生まれたのは王都からは離れた田舎の男爵家。次男。
例に漏れず、世界の発展レベルは中世ヨーロッパといったところでしょうか。
神様的な存在には出会わなかったので、強い魔法や剣の才能は無いのかもしれません。
しかし!生まれは男爵家です!それなりの立場があるのは僥倖でしょう。
さぁ…!現代日本の知識を活かした。知識チートを駆使して、
この世界で成り上がってやりましょう!
それでは、手始めに…。
…。
……?…。
………。
…いや。俺、現代知識とか無くね?
◇
◆本題◆
はい。茶番が長くなりましたが、無事に現代日本に帰ってきました。
こちらは、ある日突然訪れるであろう異世界転生に備えて今できること。
「現代知識を蓄えておく」をやっていこう。
という趣旨のブログです。
備えあれば憂いなし。これも一種の防災ってやつです。違います。
しかし、異世界とはいえ…「なんでもあり」では仕方がないので。
以下を一応のルールとしながら、守ったり破ったりしていくつもりです。
それでは、記念すべき「1つ目の知識」。
生きていく上で絶対に必要となる知識を得ていきましょう。
異世界に行くわけですから、当然、この世に存在するものが手に入らなくなります。安全、衛生、便利、娯楽、えとせとら。

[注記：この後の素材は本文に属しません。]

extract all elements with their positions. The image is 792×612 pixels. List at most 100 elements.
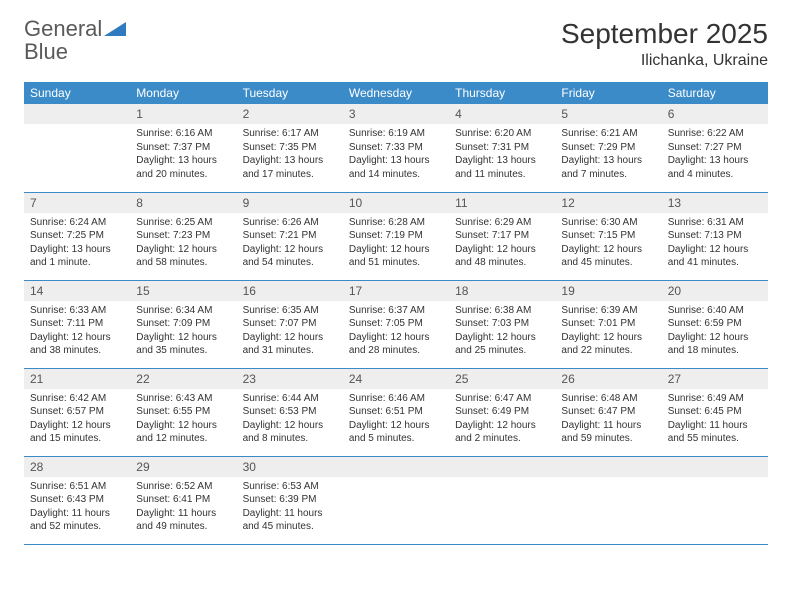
- day-number: 16: [237, 281, 343, 301]
- day-details: Sunrise: 6:43 AMSunset: 6:55 PMDaylight:…: [130, 389, 236, 451]
- day-details: Sunrise: 6:52 AMSunset: 6:41 PMDaylight:…: [130, 477, 236, 539]
- title-block: September 2025 Ilichanka, Ukraine: [561, 18, 768, 70]
- calendar-week: 21Sunrise: 6:42 AMSunset: 6:57 PMDayligh…: [24, 368, 768, 456]
- calendar-cell: [449, 456, 555, 544]
- calendar-cell: 5Sunrise: 6:21 AMSunset: 7:29 PMDaylight…: [555, 104, 661, 192]
- brand-word-1: General: [24, 16, 102, 41]
- day-number: 1: [130, 104, 236, 124]
- day-number: 17: [343, 281, 449, 301]
- day-number: 6: [662, 104, 768, 124]
- day-number: 5: [555, 104, 661, 124]
- calendar-cell: 2Sunrise: 6:17 AMSunset: 7:35 PMDaylight…: [237, 104, 343, 192]
- calendar-week: 28Sunrise: 6:51 AMSunset: 6:43 PMDayligh…: [24, 456, 768, 544]
- day-number: 25: [449, 369, 555, 389]
- day-details: Sunrise: 6:42 AMSunset: 6:57 PMDaylight:…: [24, 389, 130, 451]
- day-details: Sunrise: 6:37 AMSunset: 7:05 PMDaylight:…: [343, 301, 449, 363]
- calendar-cell: 29Sunrise: 6:52 AMSunset: 6:41 PMDayligh…: [130, 456, 236, 544]
- header: General Blue September 2025 Ilichanka, U…: [24, 18, 768, 70]
- day-number: 24: [343, 369, 449, 389]
- day-details: Sunrise: 6:28 AMSunset: 7:19 PMDaylight:…: [343, 213, 449, 275]
- day-number: 9: [237, 193, 343, 213]
- calendar-body: 1Sunrise: 6:16 AMSunset: 7:37 PMDaylight…: [24, 104, 768, 544]
- weekday-header: Thursday: [449, 82, 555, 104]
- day-number-empty: [343, 457, 449, 477]
- calendar-cell: 22Sunrise: 6:43 AMSunset: 6:55 PMDayligh…: [130, 368, 236, 456]
- calendar-cell: 16Sunrise: 6:35 AMSunset: 7:07 PMDayligh…: [237, 280, 343, 368]
- day-details: Sunrise: 6:19 AMSunset: 7:33 PMDaylight:…: [343, 124, 449, 186]
- day-details: Sunrise: 6:39 AMSunset: 7:01 PMDaylight:…: [555, 301, 661, 363]
- weekday-header: Wednesday: [343, 82, 449, 104]
- weekday-header: Saturday: [662, 82, 768, 104]
- day-number-empty: [555, 457, 661, 477]
- day-number: 8: [130, 193, 236, 213]
- calendar-cell: 13Sunrise: 6:31 AMSunset: 7:13 PMDayligh…: [662, 192, 768, 280]
- day-number: 18: [449, 281, 555, 301]
- day-number: 21: [24, 369, 130, 389]
- day-number: 7: [24, 193, 130, 213]
- calendar-cell: 11Sunrise: 6:29 AMSunset: 7:17 PMDayligh…: [449, 192, 555, 280]
- calendar-week: 7Sunrise: 6:24 AMSunset: 7:25 PMDaylight…: [24, 192, 768, 280]
- weekday-header-row: SundayMondayTuesdayWednesdayThursdayFrid…: [24, 82, 768, 104]
- weekday-header: Sunday: [24, 82, 130, 104]
- day-details: Sunrise: 6:26 AMSunset: 7:21 PMDaylight:…: [237, 213, 343, 275]
- day-number: 28: [24, 457, 130, 477]
- day-details: Sunrise: 6:47 AMSunset: 6:49 PMDaylight:…: [449, 389, 555, 451]
- calendar-week: 14Sunrise: 6:33 AMSunset: 7:11 PMDayligh…: [24, 280, 768, 368]
- day-details: Sunrise: 6:30 AMSunset: 7:15 PMDaylight:…: [555, 213, 661, 275]
- calendar-cell: 30Sunrise: 6:53 AMSunset: 6:39 PMDayligh…: [237, 456, 343, 544]
- day-number: 20: [662, 281, 768, 301]
- day-number: 29: [130, 457, 236, 477]
- weekday-header: Monday: [130, 82, 236, 104]
- day-number: 13: [662, 193, 768, 213]
- weekday-header: Friday: [555, 82, 661, 104]
- location-label: Ilichanka, Ukraine: [561, 52, 768, 70]
- brand-word-2: Blue: [24, 39, 68, 64]
- calendar-cell: [662, 456, 768, 544]
- day-number-empty: [662, 457, 768, 477]
- day-number: 15: [130, 281, 236, 301]
- day-number: 27: [662, 369, 768, 389]
- calendar-cell: 27Sunrise: 6:49 AMSunset: 6:45 PMDayligh…: [662, 368, 768, 456]
- calendar-cell: 7Sunrise: 6:24 AMSunset: 7:25 PMDaylight…: [24, 192, 130, 280]
- calendar-cell: 18Sunrise: 6:38 AMSunset: 7:03 PMDayligh…: [449, 280, 555, 368]
- calendar-cell: 4Sunrise: 6:20 AMSunset: 7:31 PMDaylight…: [449, 104, 555, 192]
- day-details: Sunrise: 6:20 AMSunset: 7:31 PMDaylight:…: [449, 124, 555, 186]
- day-number: 11: [449, 193, 555, 213]
- day-details: Sunrise: 6:35 AMSunset: 7:07 PMDaylight:…: [237, 301, 343, 363]
- calendar-cell: 9Sunrise: 6:26 AMSunset: 7:21 PMDaylight…: [237, 192, 343, 280]
- day-number: 23: [237, 369, 343, 389]
- day-number: 26: [555, 369, 661, 389]
- day-details: Sunrise: 6:33 AMSunset: 7:11 PMDaylight:…: [24, 301, 130, 363]
- day-details: Sunrise: 6:46 AMSunset: 6:51 PMDaylight:…: [343, 389, 449, 451]
- calendar-cell: 21Sunrise: 6:42 AMSunset: 6:57 PMDayligh…: [24, 368, 130, 456]
- day-number-empty: [449, 457, 555, 477]
- calendar-cell: 15Sunrise: 6:34 AMSunset: 7:09 PMDayligh…: [130, 280, 236, 368]
- day-details: Sunrise: 6:21 AMSunset: 7:29 PMDaylight:…: [555, 124, 661, 186]
- day-details: Sunrise: 6:22 AMSunset: 7:27 PMDaylight:…: [662, 124, 768, 186]
- calendar-cell: 25Sunrise: 6:47 AMSunset: 6:49 PMDayligh…: [449, 368, 555, 456]
- day-details: Sunrise: 6:44 AMSunset: 6:53 PMDaylight:…: [237, 389, 343, 451]
- day-details: Sunrise: 6:31 AMSunset: 7:13 PMDaylight:…: [662, 213, 768, 275]
- day-details: Sunrise: 6:38 AMSunset: 7:03 PMDaylight:…: [449, 301, 555, 363]
- day-details: Sunrise: 6:51 AMSunset: 6:43 PMDaylight:…: [24, 477, 130, 539]
- brand-triangle-icon: [104, 20, 126, 41]
- day-details: Sunrise: 6:53 AMSunset: 6:39 PMDaylight:…: [237, 477, 343, 539]
- calendar-cell: 26Sunrise: 6:48 AMSunset: 6:47 PMDayligh…: [555, 368, 661, 456]
- day-number: 2: [237, 104, 343, 124]
- calendar-cell: 28Sunrise: 6:51 AMSunset: 6:43 PMDayligh…: [24, 456, 130, 544]
- day-number: 3: [343, 104, 449, 124]
- day-details: Sunrise: 6:40 AMSunset: 6:59 PMDaylight:…: [662, 301, 768, 363]
- day-details: Sunrise: 6:16 AMSunset: 7:37 PMDaylight:…: [130, 124, 236, 186]
- day-number-empty: [24, 104, 130, 124]
- calendar-cell: 12Sunrise: 6:30 AMSunset: 7:15 PMDayligh…: [555, 192, 661, 280]
- calendar-cell: 17Sunrise: 6:37 AMSunset: 7:05 PMDayligh…: [343, 280, 449, 368]
- calendar-cell: 1Sunrise: 6:16 AMSunset: 7:37 PMDaylight…: [130, 104, 236, 192]
- day-details: Sunrise: 6:17 AMSunset: 7:35 PMDaylight:…: [237, 124, 343, 186]
- calendar-cell: 10Sunrise: 6:28 AMSunset: 7:19 PMDayligh…: [343, 192, 449, 280]
- calendar-cell: 3Sunrise: 6:19 AMSunset: 7:33 PMDaylight…: [343, 104, 449, 192]
- day-number: 12: [555, 193, 661, 213]
- day-number: 30: [237, 457, 343, 477]
- calendar-table: SundayMondayTuesdayWednesdayThursdayFrid…: [24, 82, 768, 545]
- calendar-cell: 24Sunrise: 6:46 AMSunset: 6:51 PMDayligh…: [343, 368, 449, 456]
- month-title: September 2025: [561, 18, 768, 50]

考えてみれば無くなったら困るものに囲まれて我々は生きています。羨ましいことです。
その中でも、これだけは無くなってはいけない。絶対に必要なものがありますよね?
そうです。「カレー」です。
無くなったら死にます。死活問題です。
昔に観た国民的アニメの映画で、戦国時代にタイムスリップしてしまった5才の主人公が「カレーが食べたい」と言い出した時…。
2度とカレーが食べることができないかもしれない彼の絶望的な運命に、恐怖のあまり号泣して家族をドン引きさせました。
社会人になった今、号泣する訳にはいきません。
転生後の家族を安心させる為にも…。
1つ目の知識は、異世界でも生きていけるようにカレー作りを行います。